Bangladesh's new prime minister, Sheikh Hasina, has accused officials of the country's anti-corruption commission of abusing their powers.

During the rule of the previous government, the commission was responsible for jailing more than 150 leading politicians.

But most charges, including those against Sheikh Hasina, have been dropped, and the politicians released.

The prime minister says that the organisation should be reconstituted.

Bangladesh's last military-backed government pledged to do all it could to rid the country of corruption before organising elections in December.

Most Bangladeshis couldn't believe what they were seeing when the anti-corruption mission, headed by an energetic former army chief, arrested politician after politician.

Some of the evidence against them was compelling, but not all of it, and when Bangladesh's two party leaders, and former prime ministers, Sheikh Hasina and Khaleda Zia were jailed, many people started to believe that the army was using the drive against corruption to cement its position in power.

In the end, it backed down and most detainees were released to stand in the elections.

Accountability

Sheikh Hasina has now said the commission should be reconstituted so that its activities become transparent and accountable.

She accused it of harassing innocent people and forcing them to make false allegations.

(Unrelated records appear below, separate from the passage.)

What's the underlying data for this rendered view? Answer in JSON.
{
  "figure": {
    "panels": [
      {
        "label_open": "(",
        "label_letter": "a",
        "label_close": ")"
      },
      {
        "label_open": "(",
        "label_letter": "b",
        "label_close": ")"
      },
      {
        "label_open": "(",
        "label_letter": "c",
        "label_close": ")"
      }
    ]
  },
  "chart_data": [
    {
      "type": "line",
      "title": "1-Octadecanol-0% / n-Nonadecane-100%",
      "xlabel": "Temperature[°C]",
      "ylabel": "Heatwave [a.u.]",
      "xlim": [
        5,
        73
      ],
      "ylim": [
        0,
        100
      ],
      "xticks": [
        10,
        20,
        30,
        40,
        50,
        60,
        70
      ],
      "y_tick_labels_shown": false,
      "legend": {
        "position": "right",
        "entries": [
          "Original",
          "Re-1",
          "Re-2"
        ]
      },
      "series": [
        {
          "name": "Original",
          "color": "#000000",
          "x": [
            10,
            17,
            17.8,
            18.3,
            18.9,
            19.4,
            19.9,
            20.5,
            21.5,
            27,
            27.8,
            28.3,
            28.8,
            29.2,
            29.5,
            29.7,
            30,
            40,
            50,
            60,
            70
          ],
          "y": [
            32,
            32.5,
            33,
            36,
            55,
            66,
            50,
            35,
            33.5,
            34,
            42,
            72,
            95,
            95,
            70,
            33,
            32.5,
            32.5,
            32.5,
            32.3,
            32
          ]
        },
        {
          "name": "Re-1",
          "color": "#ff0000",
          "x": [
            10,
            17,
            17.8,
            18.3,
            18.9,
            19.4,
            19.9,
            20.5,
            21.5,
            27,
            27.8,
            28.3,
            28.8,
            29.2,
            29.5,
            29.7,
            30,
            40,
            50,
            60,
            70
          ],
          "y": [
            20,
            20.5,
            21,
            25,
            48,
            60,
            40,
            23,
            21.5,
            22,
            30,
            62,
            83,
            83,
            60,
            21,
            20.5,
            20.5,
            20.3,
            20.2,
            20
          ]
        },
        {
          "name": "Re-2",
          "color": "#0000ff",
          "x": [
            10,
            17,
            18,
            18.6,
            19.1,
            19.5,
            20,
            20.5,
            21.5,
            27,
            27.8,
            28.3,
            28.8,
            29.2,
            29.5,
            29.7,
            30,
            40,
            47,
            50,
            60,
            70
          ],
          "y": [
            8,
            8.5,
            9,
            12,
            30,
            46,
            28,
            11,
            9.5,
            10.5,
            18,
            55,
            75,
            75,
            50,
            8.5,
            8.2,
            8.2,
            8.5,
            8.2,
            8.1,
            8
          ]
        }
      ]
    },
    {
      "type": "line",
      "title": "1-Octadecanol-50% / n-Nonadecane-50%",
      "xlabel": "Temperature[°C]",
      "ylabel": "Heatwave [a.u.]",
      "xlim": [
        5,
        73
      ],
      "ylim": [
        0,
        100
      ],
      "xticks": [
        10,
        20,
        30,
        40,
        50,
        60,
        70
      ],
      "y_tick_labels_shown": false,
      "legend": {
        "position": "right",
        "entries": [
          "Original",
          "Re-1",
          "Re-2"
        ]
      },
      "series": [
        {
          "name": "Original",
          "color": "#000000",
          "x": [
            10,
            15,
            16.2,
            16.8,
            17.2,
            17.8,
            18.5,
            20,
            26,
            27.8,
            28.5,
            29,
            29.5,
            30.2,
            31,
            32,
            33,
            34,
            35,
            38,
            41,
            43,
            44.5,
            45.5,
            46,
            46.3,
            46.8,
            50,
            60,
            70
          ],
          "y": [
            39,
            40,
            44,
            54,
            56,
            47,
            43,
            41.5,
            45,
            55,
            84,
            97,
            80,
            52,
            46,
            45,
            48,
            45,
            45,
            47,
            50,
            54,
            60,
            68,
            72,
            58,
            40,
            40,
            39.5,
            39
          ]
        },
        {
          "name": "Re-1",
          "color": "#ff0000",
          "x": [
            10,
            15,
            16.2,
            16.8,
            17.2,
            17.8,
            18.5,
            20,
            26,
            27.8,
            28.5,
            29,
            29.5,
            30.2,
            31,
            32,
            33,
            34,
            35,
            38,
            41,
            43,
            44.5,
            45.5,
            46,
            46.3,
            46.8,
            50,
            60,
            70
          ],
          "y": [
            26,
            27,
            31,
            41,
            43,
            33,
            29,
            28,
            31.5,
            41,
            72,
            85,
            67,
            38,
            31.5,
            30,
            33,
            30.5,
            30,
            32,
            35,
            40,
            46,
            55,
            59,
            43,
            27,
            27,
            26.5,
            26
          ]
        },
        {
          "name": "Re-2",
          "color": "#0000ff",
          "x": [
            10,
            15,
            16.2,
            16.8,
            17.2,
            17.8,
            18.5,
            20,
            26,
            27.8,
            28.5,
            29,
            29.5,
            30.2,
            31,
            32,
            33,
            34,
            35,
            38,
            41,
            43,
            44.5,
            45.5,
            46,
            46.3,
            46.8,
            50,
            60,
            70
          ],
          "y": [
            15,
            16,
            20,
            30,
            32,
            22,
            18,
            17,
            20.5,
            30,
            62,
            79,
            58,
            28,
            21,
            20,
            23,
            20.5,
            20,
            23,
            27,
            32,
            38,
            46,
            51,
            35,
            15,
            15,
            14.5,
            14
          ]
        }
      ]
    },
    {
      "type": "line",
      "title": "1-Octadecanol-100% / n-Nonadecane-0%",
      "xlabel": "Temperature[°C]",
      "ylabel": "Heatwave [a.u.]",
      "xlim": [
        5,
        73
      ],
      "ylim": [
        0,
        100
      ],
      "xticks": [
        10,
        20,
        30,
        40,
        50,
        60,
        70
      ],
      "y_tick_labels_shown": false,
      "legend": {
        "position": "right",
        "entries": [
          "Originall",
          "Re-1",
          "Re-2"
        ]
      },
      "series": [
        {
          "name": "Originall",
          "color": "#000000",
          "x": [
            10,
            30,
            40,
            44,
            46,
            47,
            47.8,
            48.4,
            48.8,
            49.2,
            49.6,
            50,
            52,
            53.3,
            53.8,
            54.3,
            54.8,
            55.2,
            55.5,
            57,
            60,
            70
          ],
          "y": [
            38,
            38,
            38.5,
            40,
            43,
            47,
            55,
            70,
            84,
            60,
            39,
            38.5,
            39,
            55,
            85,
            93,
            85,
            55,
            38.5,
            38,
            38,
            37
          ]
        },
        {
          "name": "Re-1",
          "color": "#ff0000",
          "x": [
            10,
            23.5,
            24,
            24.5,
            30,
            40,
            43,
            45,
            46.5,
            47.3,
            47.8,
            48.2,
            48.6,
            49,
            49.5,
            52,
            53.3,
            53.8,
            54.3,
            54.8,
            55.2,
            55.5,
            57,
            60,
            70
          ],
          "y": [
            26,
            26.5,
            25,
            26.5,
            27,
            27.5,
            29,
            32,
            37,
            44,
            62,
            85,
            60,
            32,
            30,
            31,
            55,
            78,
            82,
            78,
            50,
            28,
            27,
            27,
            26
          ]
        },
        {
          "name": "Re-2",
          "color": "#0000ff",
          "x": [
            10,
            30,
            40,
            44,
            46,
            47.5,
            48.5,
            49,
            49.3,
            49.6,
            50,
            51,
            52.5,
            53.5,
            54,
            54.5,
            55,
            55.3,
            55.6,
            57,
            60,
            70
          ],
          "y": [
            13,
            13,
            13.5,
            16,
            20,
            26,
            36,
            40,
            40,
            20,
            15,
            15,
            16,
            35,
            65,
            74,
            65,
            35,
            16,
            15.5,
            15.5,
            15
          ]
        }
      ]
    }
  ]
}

She also told parliament that some detainees had been released after paying bribes to anti-corruption officials.

Their chief, Hasan Masood Chowdhury has not commented directly on Sheikh Hasina's comments but he did say that the commission was not guilty of political manipulation and had always just been doing its job.

The prime minister doesn't actually have the power to reform the organisation but some see this as an attempt to get Hasan Masood Chowdhury and his key aides to resign.